Du même coup, cet organisme disparaît. Tout le monde devra régler ses dettes ; la France 600 millions de dollars. L’Angleterre 350. Un banquier : l’Allemagne qui facilitera les choses, en contre-partie, appui sans réserve des Anglais et des Français à la résistance aux Soviets sur la question de Berlin. Coup de maître du grand organisateur du « miracle allemand » et futur chancelier probable. Ajoutons pour être complet que l’opération avait reçu l’approbation des plus puissants milieux d’affaires Français et Allemands dont la coopération a été très poussée au cours des derniers mois.
Conclusion
Que conclure ? Un gros risque pour la France, une belle chance aussi ; un risque pour l’Allemagne qui engage le plus clair de ses crédits disponibles à notre service. Un certain risque pour les Anglais dont la Livre n’est pas encore très affermie. Mais aussi, dissipation de tout danger de guerre économique en Europe à laquelle Suisses, Anglais et Scandinaves s’étaient déjà préparés. Une large fenêtre ouverte pour l’expansion du commerce international, et en définitive, un résultat de première importance pour le développement du capitalisme international aujourd’hui en pleine expansion et dont le Dr Erhard a été le pionnier européen. Malgré les prédictions des marxistes, le système capitaliste rajeuni, modernisé, connaît ses plus beaux jours du XX° siècle. Il trouve dans les réformes d’hier un élan nouveau, bourses en hausse, investissements accrus, solidarité obligatoire des différentes économies du Monde libre. Les socialistes de tous pays ne s’y sont pas trompés, Gaitskell en Angleterre, Ollenhauer en Allemagne, les dissidents en France et aussi les autres, Nenni en Italie. Tous en accord cette fois, les communistes font éclater leur hostilité et leurs menaces.
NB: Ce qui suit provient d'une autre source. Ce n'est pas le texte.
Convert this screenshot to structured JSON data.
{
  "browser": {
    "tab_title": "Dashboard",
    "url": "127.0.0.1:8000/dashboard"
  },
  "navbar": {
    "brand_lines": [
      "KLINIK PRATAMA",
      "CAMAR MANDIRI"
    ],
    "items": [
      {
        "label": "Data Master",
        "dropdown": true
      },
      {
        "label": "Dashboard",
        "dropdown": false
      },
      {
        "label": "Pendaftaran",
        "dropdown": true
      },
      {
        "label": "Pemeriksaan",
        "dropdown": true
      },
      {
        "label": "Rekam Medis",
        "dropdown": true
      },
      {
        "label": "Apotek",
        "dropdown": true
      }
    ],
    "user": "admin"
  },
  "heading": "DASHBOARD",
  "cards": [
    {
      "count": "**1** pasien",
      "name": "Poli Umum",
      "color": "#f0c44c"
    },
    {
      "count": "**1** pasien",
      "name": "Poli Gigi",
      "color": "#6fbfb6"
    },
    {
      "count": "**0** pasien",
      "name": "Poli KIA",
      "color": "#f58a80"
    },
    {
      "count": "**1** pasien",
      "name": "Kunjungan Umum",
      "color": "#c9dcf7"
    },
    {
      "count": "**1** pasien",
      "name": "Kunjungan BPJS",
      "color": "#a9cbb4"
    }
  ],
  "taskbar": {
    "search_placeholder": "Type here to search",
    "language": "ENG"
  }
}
Personnellement, nous ne cacherons pas certaines réserves. Il est fort possible que les opérations de fin décembre 1958 soient un coup de maître et en tous cas tout valait mieux que le désordre antérieur, aussi bien sur le plan français qu’européen. Mais par tempérament, nous préférons la médecine à la chirurgie ; l’opération réussit presque toujours, mais le patient meurt parfois des suites. Et dans le cas présent, il y avait de bons remèdes à appliquer progressivement. Enfin, le Rubicon est franchi, l’espoir est large et appuyé de raisons solides. Ne lui refusons pas notre crédit. Bonne année.